Creio que a principal característica de muitos de seus textos é a concisão narrativa ou transita bem na construção de textos de maior fôlego?



Quando começo a escrever, tenho pressa em colocar um ponto final. Quando depois leio o que escrevi, percebo que já contei a história, que nada mais precisa ser dito. Gosto da concisão, da narrativa curta, que cause impacto, que provoque espanto no leitor. Acho que é por isso que ainda não me aventurei pelo romance (mas é uma questão de tempo, estou elaborando algumas ideias). No meu próximo livro eu experimentei narrativas mais longas. Haverá contos de 8 ou 10 páginas, o que não é muito, mas é maior do que os textos que normalmente escrevo. Acho que o tamanho do texto pouco importa. O que importa é o que está sendo contado.

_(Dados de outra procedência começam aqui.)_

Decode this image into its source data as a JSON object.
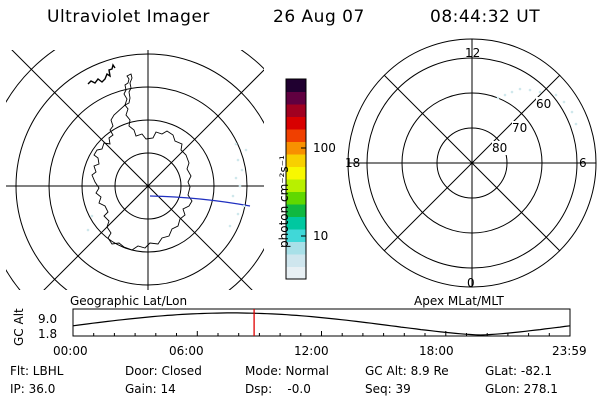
{
  "header": {
    "title": "Ultraviolet Imager",
    "date": "26 Aug 07",
    "time": "08:44:32 UT"
  },
  "colorbar": {
    "unit_label": "photon cm⁻²s⁻¹",
    "ticks": [
      "100",
      "10"
    ],
    "colors": [
      "#e8f0f4",
      "#cfe6ee",
      "#a8e0e8",
      "#40d8d8",
      "#00c8a0",
      "#10b840",
      "#60d800",
      "#b8f000",
      "#f8f800",
      "#f8d000",
      "#f89000",
      "#f04000",
      "#d80000",
      "#a00020",
      "#600040",
      "#200030"
    ]
  },
  "geo_panel": {
    "caption": "Geographic Lat/Lon"
  },
  "mag_panel": {
    "caption": "Apex MLat/MLT",
    "mlt_labels": {
      "top": "12",
      "left": "18",
      "right": "6",
      "bottom": "0"
    },
    "lat_labels": [
      "60",
      "70",
      "80"
    ]
  },
  "timeline": {
    "ylabel": "GC Alt",
    "y_ticks": [
      "9.0",
      "1.8"
    ],
    "x_ticks": [
      "00:00",
      "06:00",
      "12:00",
      "18:00",
      "23:59"
    ],
    "current_time_fraction": 0.3643
  },
  "info": {
    "row1": {
      "flt": "Flt: LBHL",
      "door": "Door: Closed",
      "mode": "Mode: Normal",
      "gcalt": "GC Alt: 8.9 Re",
      "glat": "GLat: -82.1"
    },
    "row2": {
      "ip": "IP: 36.0",
      "gain": "Gain: 14",
      "dsp": "Dsp:    -0.0",
      "seq": "Seq: 39",
      "glon": "GLon: 278.1"
    }
  }
}
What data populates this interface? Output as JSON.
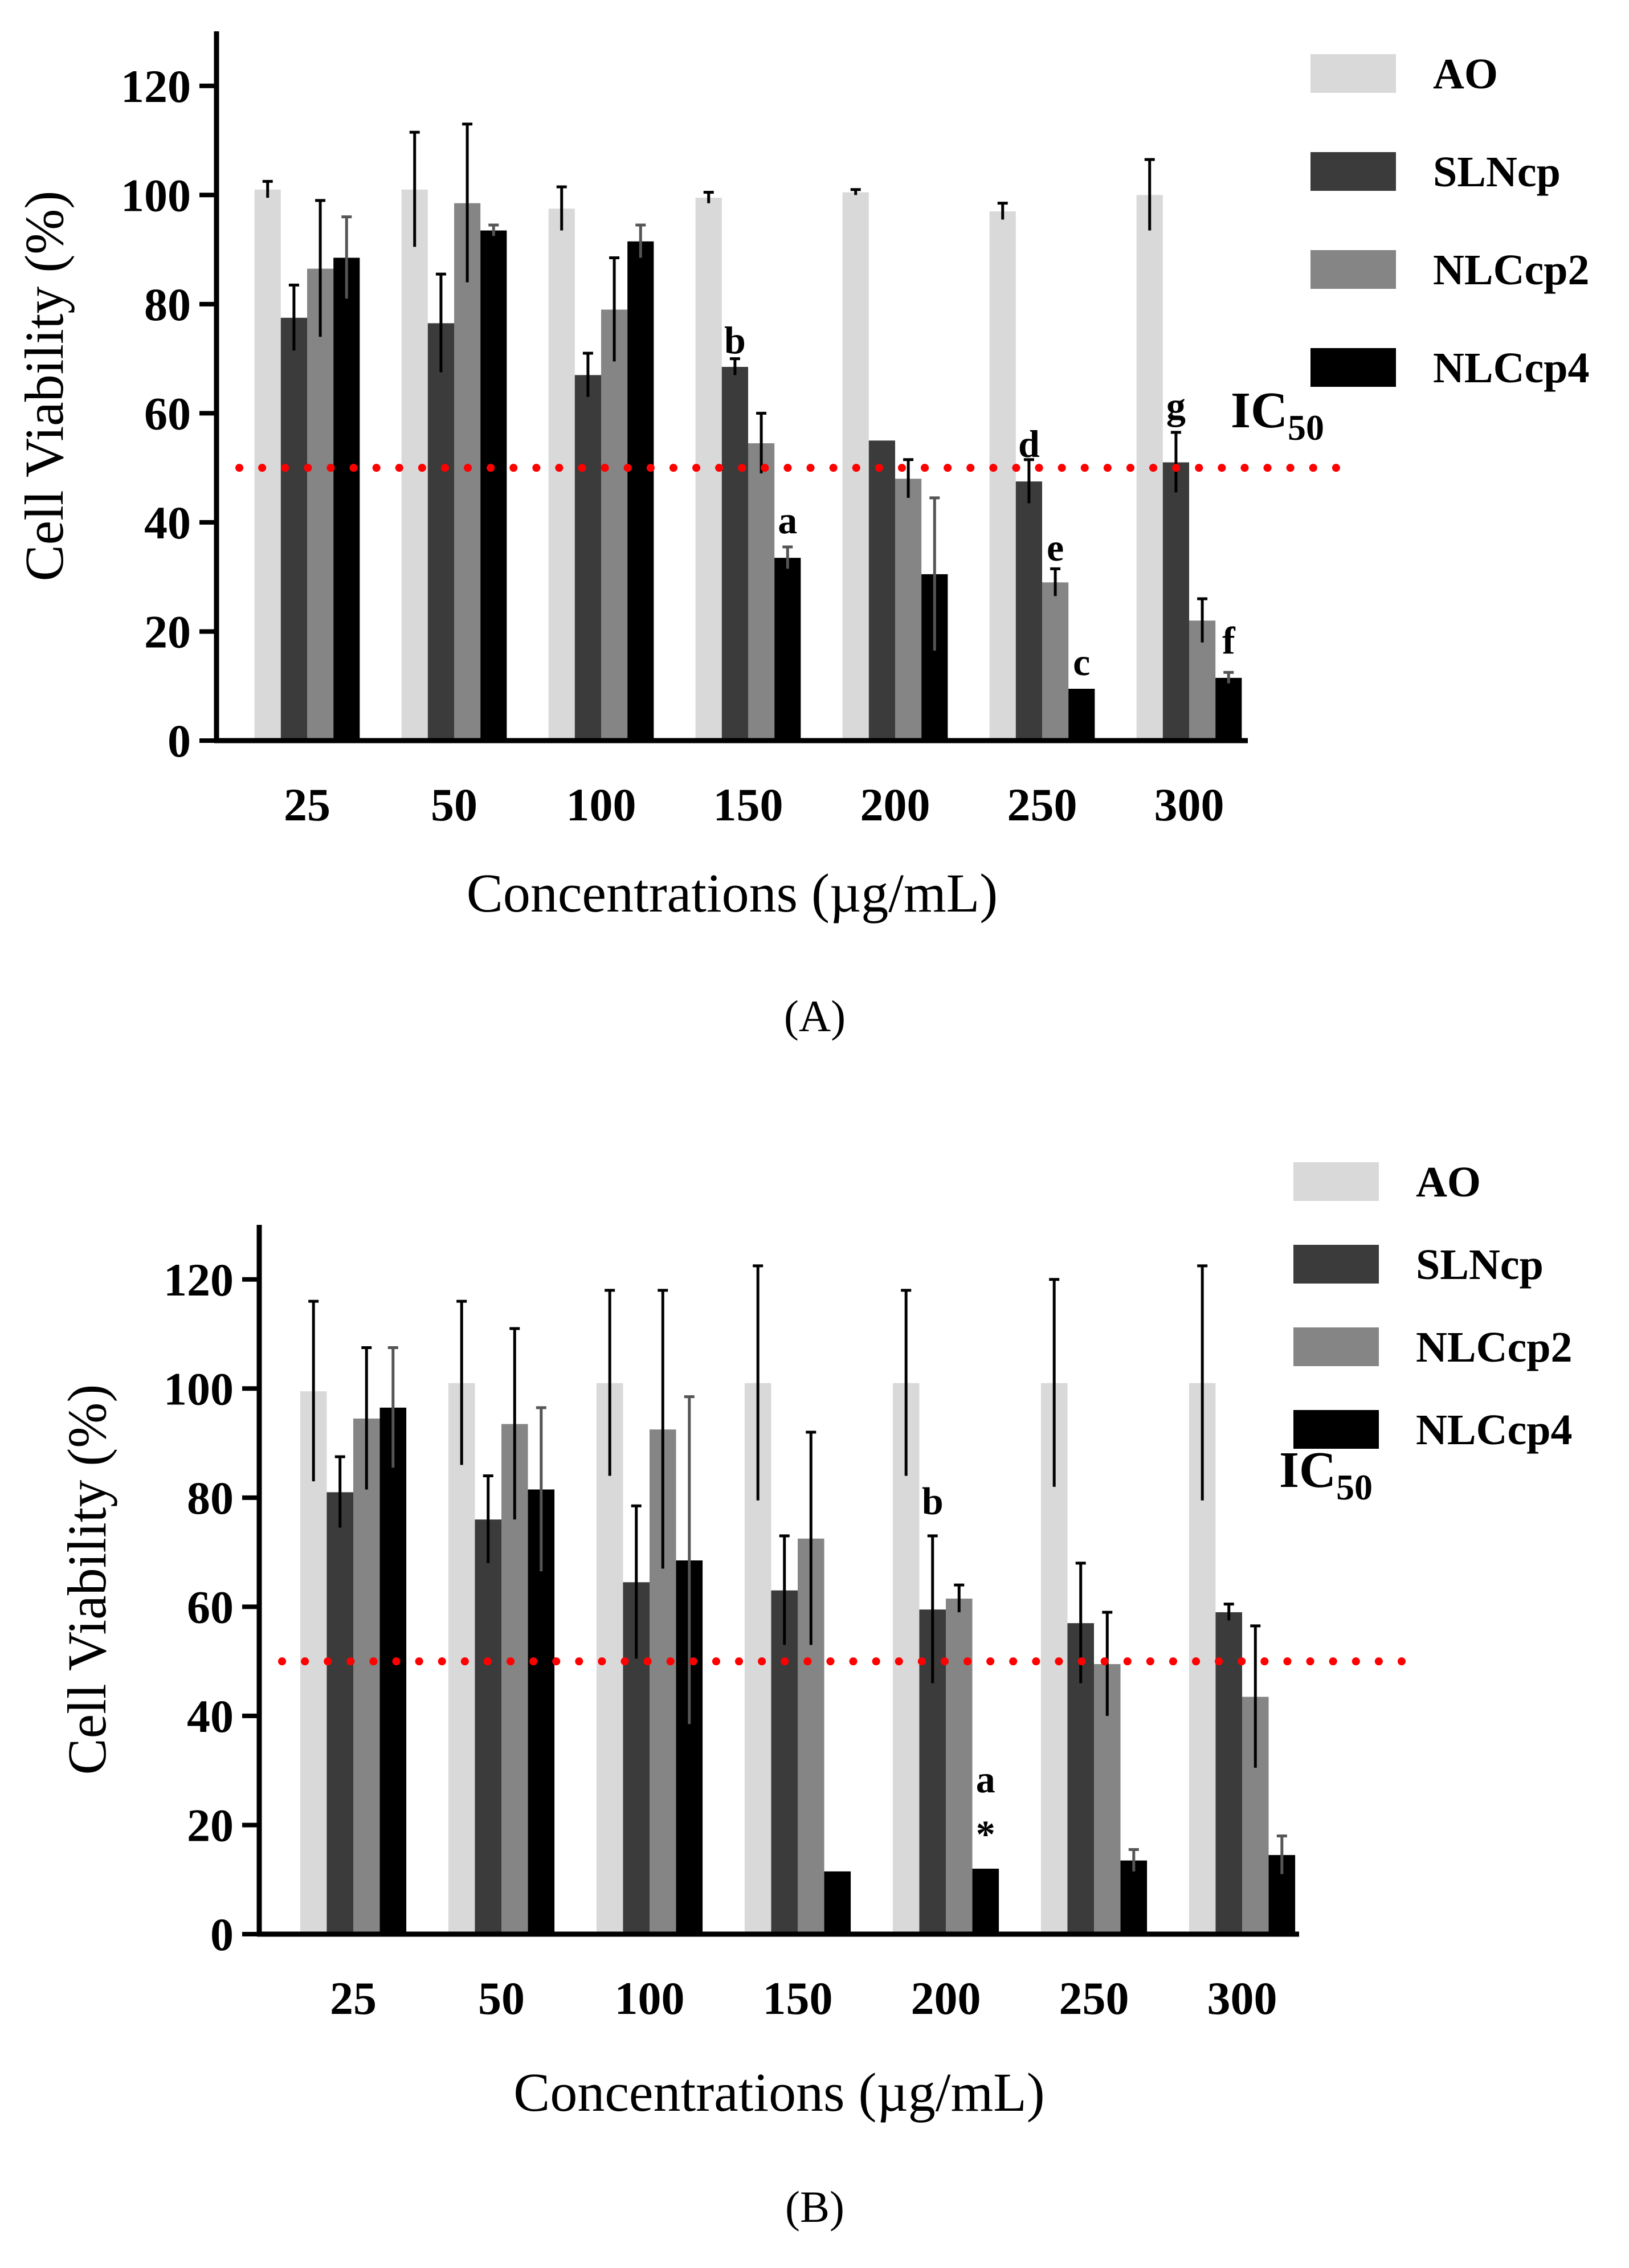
{
  "chart_data": [
    {
      "type": "bar",
      "panel_label": "(A)",
      "xlabel": "Concentrations (µg/mL)",
      "ylabel": "Cell Viability (%)",
      "ylim": [
        0,
        130
      ],
      "yticks": [
        0,
        20,
        40,
        60,
        80,
        100,
        120
      ],
      "categories": [
        "25",
        "50",
        "100",
        "150",
        "200",
        "250",
        "300"
      ],
      "threshold": {
        "label_main": "IC",
        "label_sub": "50",
        "value": 50,
        "color": "#ff0000"
      },
      "series": [
        {
          "name": "AO",
          "color": "#d9d9d9",
          "values": [
            101,
            101,
            97.5,
            99.5,
            100.5,
            97,
            100
          ],
          "errors": [
            1.5,
            10.5,
            4,
            1,
            0.5,
            1.5,
            6.5
          ]
        },
        {
          "name": "SLNcp",
          "color": "#3b3b3b",
          "values": [
            77.5,
            76.5,
            67,
            68.5,
            55,
            47.5,
            51
          ],
          "errors": [
            6,
            9,
            4,
            1.5,
            0,
            4,
            5.5
          ]
        },
        {
          "name": "NLCcp2",
          "color": "#858585",
          "values": [
            86.5,
            98.5,
            79,
            54.5,
            48,
            29,
            22
          ],
          "errors": [
            12.5,
            14.5,
            9.5,
            5.5,
            3.5,
            2.5,
            4
          ]
        },
        {
          "name": "NLCcp4",
          "color": "#000000",
          "values": [
            88.5,
            93.5,
            91.5,
            33.5,
            30.5,
            9.5,
            11.5
          ],
          "errors": [
            7.5,
            1,
            3,
            2,
            14,
            0,
            1
          ]
        }
      ],
      "annotations": [
        {
          "text": "b",
          "category": 3,
          "series": 1,
          "y": 71
        },
        {
          "text": "a",
          "category": 3,
          "series": 3,
          "y": 38
        },
        {
          "text": "d",
          "category": 5,
          "series": 1,
          "y": 52
        },
        {
          "text": "e",
          "category": 5,
          "series": 2,
          "y": 33
        },
        {
          "text": "c",
          "category": 5,
          "series": 3,
          "y": 12
        },
        {
          "text": "g",
          "category": 6,
          "series": 1,
          "y": 59
        },
        {
          "text": "f",
          "category": 6,
          "series": 3,
          "y": 16
        }
      ]
    },
    {
      "type": "bar",
      "panel_label": "(B)",
      "xlabel": "Concentrations (µg/mL)",
      "ylabel": "Cell Viability (%)",
      "ylim": [
        0,
        130
      ],
      "yticks": [
        0,
        20,
        40,
        60,
        80,
        100,
        120
      ],
      "categories": [
        "25",
        "50",
        "100",
        "150",
        "200",
        "250",
        "300"
      ],
      "threshold": {
        "label_main": "IC",
        "label_sub": "50",
        "value": 50,
        "color": "#ff0000"
      },
      "series": [
        {
          "name": "AO",
          "color": "#d9d9d9",
          "values": [
            99.5,
            101,
            101,
            101,
            101,
            101,
            101
          ],
          "errors": [
            16.5,
            15,
            17,
            21.5,
            17,
            19,
            21.5
          ]
        },
        {
          "name": "SLNcp",
          "color": "#3b3b3b",
          "values": [
            81,
            76,
            64.5,
            63,
            59.5,
            57,
            59
          ],
          "errors": [
            6.5,
            8,
            14,
            10,
            13.5,
            11,
            1.5
          ]
        },
        {
          "name": "NLCcp2",
          "color": "#858585",
          "values": [
            94.5,
            93.5,
            92.5,
            72.5,
            61.5,
            49.5,
            43.5
          ],
          "errors": [
            13,
            17.5,
            25.5,
            19.5,
            2.5,
            9.5,
            13
          ]
        },
        {
          "name": "NLCcp4",
          "color": "#000000",
          "values": [
            96.5,
            81.5,
            68.5,
            11.5,
            12,
            13.5,
            14.5
          ],
          "errors": [
            11,
            15,
            30,
            0,
            0,
            2,
            3.5
          ]
        }
      ],
      "annotations": [
        {
          "text": "b",
          "category": 4,
          "series": 1,
          "y": 77
        },
        {
          "text": "a",
          "category": 4,
          "series": 3,
          "y": 26
        },
        {
          "text": "*",
          "category": 4,
          "series": 3,
          "y": 16
        }
      ]
    }
  ]
}
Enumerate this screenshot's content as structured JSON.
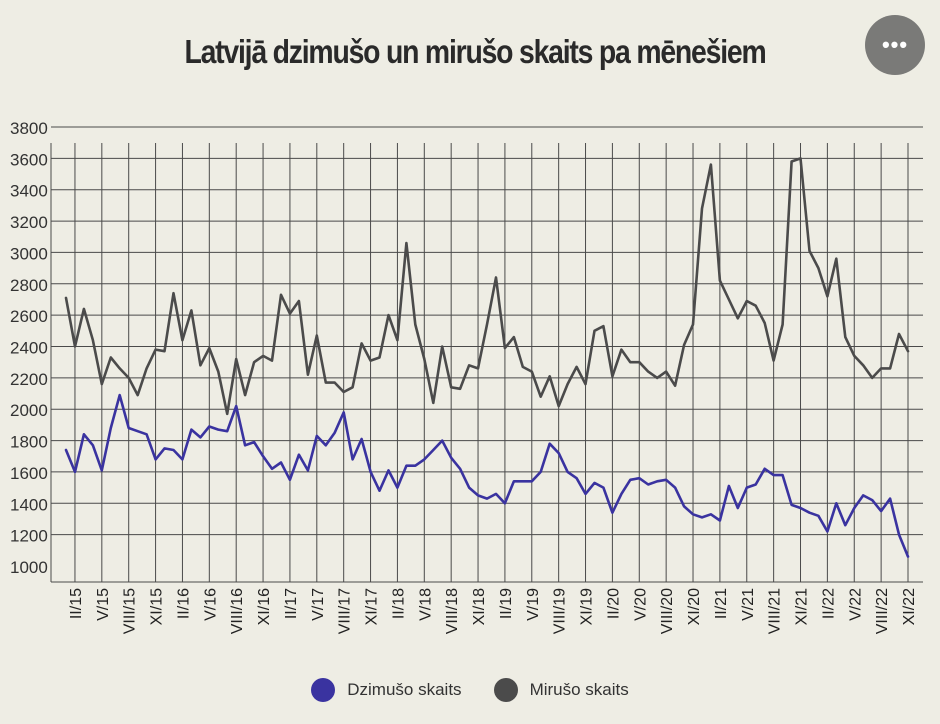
{
  "menu": {
    "label": "•••"
  },
  "chart_data": {
    "type": "line",
    "title": "Latvijā dzimušo un mirušo skaits pa mēnešiem",
    "xlabel": "",
    "ylabel": "",
    "ylim": [
      1000,
      3800
    ],
    "yticks": [
      1000,
      1200,
      1400,
      1600,
      1800,
      2000,
      2200,
      2400,
      2600,
      2800,
      3000,
      3200,
      3400,
      3600,
      3800
    ],
    "grid": true,
    "legend_position": "bottom",
    "categories": [
      "I/15",
      "II/15",
      "III/15",
      "IV/15",
      "V/15",
      "VI/15",
      "VII/15",
      "VIII/15",
      "IX/15",
      "X/15",
      "XI/15",
      "XII/15",
      "I/16",
      "II/16",
      "III/16",
      "IV/16",
      "V/16",
      "VI/16",
      "VII/16",
      "VIII/16",
      "IX/16",
      "X/16",
      "XI/16",
      "XII/16",
      "I/17",
      "II/17",
      "III/17",
      "IV/17",
      "V/17",
      "VI/17",
      "VII/17",
      "VIII/17",
      "IX/17",
      "X/17",
      "XI/17",
      "XII/17",
      "I/18",
      "II/18",
      "III/18",
      "IV/18",
      "V/18",
      "VI/18",
      "VII/18",
      "VIII/18",
      "IX/18",
      "X/18",
      "XI/18",
      "XII/18",
      "I/19",
      "II/19",
      "III/19",
      "IV/19",
      "V/19",
      "VI/19",
      "VII/19",
      "VIII/19",
      "IX/19",
      "X/19",
      "XI/19",
      "XII/19",
      "I/20",
      "II/20",
      "III/20",
      "IV/20",
      "V/20",
      "VI/20",
      "VII/20",
      "VIII/20",
      "IX/20",
      "X/20",
      "XI/20",
      "XII/20",
      "I/21",
      "II/21",
      "III/21",
      "IV/21",
      "V/21",
      "VI/21",
      "VII/21",
      "VIII/21",
      "IX/21",
      "X/21",
      "XI/21",
      "XII/21",
      "I/22",
      "II/22",
      "III/22",
      "IV/22",
      "V/22",
      "VI/22",
      "VII/22",
      "VIII/22",
      "IX/22",
      "X/22",
      "XI/22"
    ],
    "tick_labels": [
      "II/15",
      "V/15",
      "VIII/15",
      "XI/15",
      "II/16",
      "V/16",
      "VIII/16",
      "XI/16",
      "II/17",
      "V/17",
      "VIII/17",
      "XI/17",
      "II/18",
      "V/18",
      "VIII/18",
      "XI/18",
      "II/19",
      "V/19",
      "VIII/19",
      "XI/19",
      "II/20",
      "V/20",
      "VIII/20",
      "XI/20",
      "II/21",
      "V/21",
      "VIII/21",
      "XI/21",
      "II/22",
      "V/22",
      "VIII/22",
      "XI/22"
    ],
    "series": [
      {
        "name": "Dzimušo skaits",
        "color": "#3a33a0",
        "values": [
          1740,
          1600,
          1840,
          1770,
          1610,
          1880,
          2090,
          1880,
          1860,
          1840,
          1680,
          1750,
          1740,
          1680,
          1870,
          1820,
          1890,
          1870,
          1860,
          2020,
          1770,
          1790,
          1700,
          1620,
          1660,
          1550,
          1710,
          1610,
          1830,
          1770,
          1850,
          1980,
          1680,
          1810,
          1600,
          1480,
          1610,
          1500,
          1640,
          1640,
          1680,
          1740,
          1800,
          1690,
          1620,
          1500,
          1450,
          1430,
          1460,
          1400,
          1540,
          1540,
          1540,
          1600,
          1780,
          1720,
          1600,
          1560,
          1460,
          1530,
          1500,
          1340,
          1460,
          1550,
          1560,
          1520,
          1540,
          1550,
          1500,
          1380,
          1330,
          1310,
          1330,
          1290,
          1510,
          1370,
          1500,
          1520,
          1620,
          1580,
          1580,
          1390,
          1370,
          1340,
          1320,
          1220,
          1400,
          1260,
          1370,
          1450,
          1420,
          1350,
          1430,
          1200,
          1060
        ]
      },
      {
        "name": "Mirušo skaits",
        "color": "#4b4b4b",
        "values": [
          2710,
          2400,
          2640,
          2440,
          2160,
          2330,
          2260,
          2200,
          2090,
          2260,
          2380,
          2370,
          2740,
          2440,
          2630,
          2280,
          2390,
          2240,
          1970,
          2320,
          2090,
          2300,
          2340,
          2310,
          2730,
          2610,
          2690,
          2220,
          2470,
          2170,
          2170,
          2110,
          2140,
          2420,
          2310,
          2330,
          2600,
          2440,
          3060,
          2540,
          2320,
          2040,
          2400,
          2140,
          2130,
          2280,
          2260,
          2540,
          2840,
          2390,
          2460,
          2270,
          2240,
          2080,
          2210,
          2020,
          2160,
          2270,
          2160,
          2500,
          2530,
          2210,
          2380,
          2300,
          2300,
          2240,
          2200,
          2240,
          2150,
          2410,
          2540,
          3280,
          3560,
          2820,
          2700,
          2580,
          2690,
          2660,
          2550,
          2310,
          2540,
          3580,
          3600,
          3010,
          2900,
          2720,
          2960,
          2460,
          2340,
          2280,
          2200,
          2260,
          2260,
          2480,
          2370
        ]
      }
    ]
  },
  "legend": [
    {
      "label": "Dzimušo skaits",
      "color": "#3a33a0"
    },
    {
      "label": "Mirušo skaits",
      "color": "#4b4b4b"
    }
  ]
}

Por essa razão não gosto muito do termo “microconto”. Gosto de conto, independentemente do tamanho.

 


Além do amor e dos sentimentos altruístas, há alguma solução fora a escrita?



 Saber que somos todos seres iguais, nascemos todos da mesma maneira e vamos morrer todos da mesma maneira, uns antes dos outros, mas todos terão o mesmo fim. Penso que estamos atualmente numa crise de sentimentos altruístas como nunca vimos antes. O fio narrativo de meu próximo livro é a finitude (não só a morte), mas de tudo (ou quase tudo) o que caracteriza o ser humano. Segue um trecho do que escrevi na apresentação do volume:

“As narrativas não abordam só a Finitude Maior, mas também suas muitas e infinitas variações: a finitude da inocência, a da justiça, a da igualdade, a das ilusões, a do amor-próprio, a da confiança, a da sensatez, a da honestidade, a do amor, a da compaixão, a da solidariedade, a da decência, a da razão, a da verdade, a da tolerância, a da fé, a da perspectiva de futuro, a da liberdade, a da empatia, a da paciência, a da delicadeza, a da dignidade. Complete a lista, leitor/leitora.”

 

Temos que recuperar tudo isso que perdemos nestes tempos. A escrita pode ser uma ferramenta valiosa para essa tarefa.